Opinion: Statutes Do Injustice To Conserved People In End-Of-Life Situations
Procedural safeguards are necessary and important, but they should not result in the suffering of those they are meant to protect. Connecticut has made great strides in the last few years toward seeking greater protections for people who have been conserved by the probate courts. Revised statutes in 2007 and 2013 provide enhanced safeguards for these individuals. For example, stricter notice requirements insure that family members and all interested parties are apprised of conserved peoples' whereabouts. Implicit in the statutes is an emphasis on allowing conserved persons greater self-determination while in the care of the courts.

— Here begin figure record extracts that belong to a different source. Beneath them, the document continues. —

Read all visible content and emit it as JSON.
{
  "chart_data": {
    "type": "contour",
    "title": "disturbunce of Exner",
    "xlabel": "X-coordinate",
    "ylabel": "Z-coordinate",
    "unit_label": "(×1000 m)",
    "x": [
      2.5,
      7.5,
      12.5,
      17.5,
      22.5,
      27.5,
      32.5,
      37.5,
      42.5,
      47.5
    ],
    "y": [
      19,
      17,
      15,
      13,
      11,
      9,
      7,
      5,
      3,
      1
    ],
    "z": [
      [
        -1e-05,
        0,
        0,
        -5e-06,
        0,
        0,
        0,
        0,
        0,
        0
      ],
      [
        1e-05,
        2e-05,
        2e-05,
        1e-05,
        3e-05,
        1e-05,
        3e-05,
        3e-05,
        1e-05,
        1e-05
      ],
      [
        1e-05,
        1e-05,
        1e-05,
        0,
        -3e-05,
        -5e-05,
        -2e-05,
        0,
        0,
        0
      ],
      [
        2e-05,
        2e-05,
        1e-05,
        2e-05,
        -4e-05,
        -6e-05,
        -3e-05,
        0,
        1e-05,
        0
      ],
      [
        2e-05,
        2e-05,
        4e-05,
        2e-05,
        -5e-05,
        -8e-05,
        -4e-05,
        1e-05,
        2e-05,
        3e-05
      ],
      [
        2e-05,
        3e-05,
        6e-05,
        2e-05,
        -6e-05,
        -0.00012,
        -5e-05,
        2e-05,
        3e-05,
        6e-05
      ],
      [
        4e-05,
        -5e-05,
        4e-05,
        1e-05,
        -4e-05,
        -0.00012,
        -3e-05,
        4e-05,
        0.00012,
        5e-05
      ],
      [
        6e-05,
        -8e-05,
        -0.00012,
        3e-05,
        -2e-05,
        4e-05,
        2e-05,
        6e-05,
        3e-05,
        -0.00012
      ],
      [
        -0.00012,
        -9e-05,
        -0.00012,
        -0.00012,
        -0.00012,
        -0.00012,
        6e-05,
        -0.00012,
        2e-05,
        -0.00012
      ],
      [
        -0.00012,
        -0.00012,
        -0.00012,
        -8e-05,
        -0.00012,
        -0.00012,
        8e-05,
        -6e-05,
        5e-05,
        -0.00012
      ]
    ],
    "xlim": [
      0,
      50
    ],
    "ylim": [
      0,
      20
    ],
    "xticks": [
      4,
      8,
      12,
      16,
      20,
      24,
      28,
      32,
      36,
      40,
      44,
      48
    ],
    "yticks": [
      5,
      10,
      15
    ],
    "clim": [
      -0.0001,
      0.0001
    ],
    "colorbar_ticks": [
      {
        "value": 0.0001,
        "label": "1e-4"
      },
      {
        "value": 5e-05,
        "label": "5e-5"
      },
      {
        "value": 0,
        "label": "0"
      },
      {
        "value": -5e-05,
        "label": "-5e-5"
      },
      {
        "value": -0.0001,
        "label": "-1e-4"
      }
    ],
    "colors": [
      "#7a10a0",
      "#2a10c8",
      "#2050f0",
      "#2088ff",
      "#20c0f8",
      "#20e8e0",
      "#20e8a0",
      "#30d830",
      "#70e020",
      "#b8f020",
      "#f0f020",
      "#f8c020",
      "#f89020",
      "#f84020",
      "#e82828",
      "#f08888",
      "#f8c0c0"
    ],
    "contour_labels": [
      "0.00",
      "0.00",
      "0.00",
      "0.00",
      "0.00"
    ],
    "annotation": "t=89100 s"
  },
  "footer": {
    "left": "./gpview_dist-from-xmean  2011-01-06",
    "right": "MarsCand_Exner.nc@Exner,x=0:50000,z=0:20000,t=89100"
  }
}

Yet for a small group of people, usually the elderly who are at the end of their lives and suffering medical crises, our statutes may have an unintended effect. Procedural requirements that normally function to protect the liberty interests of conserved people instead result in maintaining them in a kind of holding pattern while they are subject to ongoing, aggressive, often painful medical treatment. Such treatment offers them no possibility of cure and only causes suffering.
Consider the following recent example: A 94-year-old woman with advanced dementia and a gangrenous leg. The only effective treatment for the leg was amputation, but she would not survive this surgery. The gangrene spread into her blood, causing sepsis. Sepsis could progress to septic shock, a life-threatening condition. Her blood pressure was dangerously low. She could no longer function or even eat on her own so a feeding tube was inserted into her abdomen to reach her stomach. She was categorized as failing to thrive. Her leg caused her pain and she required doses of narcotics to blunt the pain.
The physician at her nursing home believed that nothing could stop the course of her illness — there was no cure for her leg, the condition of which would only continue to deteriorate, and there was no cure for her failure to thrive. She did not have advanced directives. He asked the conservator to agree to a "comfort measures only" (CMO) status for her, whereby she would be given pain medication as needed and made comfortable in her bed at the nursing home. She would no longer be treated medically, that is, sent to the hospital or to medical appointments as various conditions arose, which would happen with increasing frequency as she declined. With CMO, or hospice care, she would die soon, but comfortably, in her bed at the nursing home, cared for by people with whom she was familiar.
The conservator could not agree to CMO because the statute that governs health care decision-making, General Statute §45a-656 (a) (3), does not expressly state that conservators may make life-and-death decisions. The conservator thus filed an emergency motion in probate court seeking permission to agree to CMO. The motion was misfiled. Several weeks later, discovering this, the conservator refiled her motion. The motion was scheduled for a day the judge would subsequently have to cancel hearings.
The motion was finally heard one month after it was originally filed. At the hearing, someone realized that one person who should have received notice of the hearing did not. It seemed that the hearing would have to be rescheduled to allow time to find an address for the person and to provide him with notice.
During the month after the conservator originally filed her motion, the woman was transferred from the nursing home to the hospital and back two times. While in the hospital she spent one week in the intensive care unit. In the hospital she was subject to aggressive treatment by concerned medical teams who had to continue what they were doing because the conservator could not consent to CMO. Her physicians openly questioned whether it was ethical for them to continue treatment given her condition. The medical staff agreed that it was in her best interest to be sent back to the nursing home and kept comfortable.
Among the worst procedures that the elderly may face in these situations is rib-cracking cardiopulmonary resuscitation should their heart stop beating. If they survive this intervention, they never recover fully because their aged bones no longer heal. If a patient is unable to breathe on his own, an endotracheal tube will be placed down his throat and connected to a mechanical ventilator that breathes for him. With the tube in place, patients cannot speak or swallow and they must be heavily sedated to control the panic they feel. Frequently their hands are tied to their bed; otherwise they will try to tear the tube out. Forty-year-olds describe experiencing post-traumatic stress after placement of an endotracheal tube. Imagine how an elderly person with dementia copes, if at all.
The list of procedures goes on. A catheter may be placed into a vein in the neck close to the heart to administer vasopressors to maintain blood pressure and inotropes to help the heart pump. This is an invasive procedure that carries a high risk of infection and artery or lung puncture. Bedsores may develop across the patient's entire back. Lines attached to support devices are placed in thin, feeble veins, and tubes are introduced into every orifice. Even moving in bed is painful because the movement tears tape that is holding the lines from fragile skin. Sleep is constantly interrupted throughout the night because of blood draws and vital sign checks. Indeed, in the ICU lights and beeping alarms are never really turned off, and, as a result of this, the elderly may experience a kind of psychosis called ICU delirium.
All of the above, and more, is experienced by elderly, conserved people while alone in a series of hospital rooms, cared for by strangers — constantly revolving shifts of medical personnel.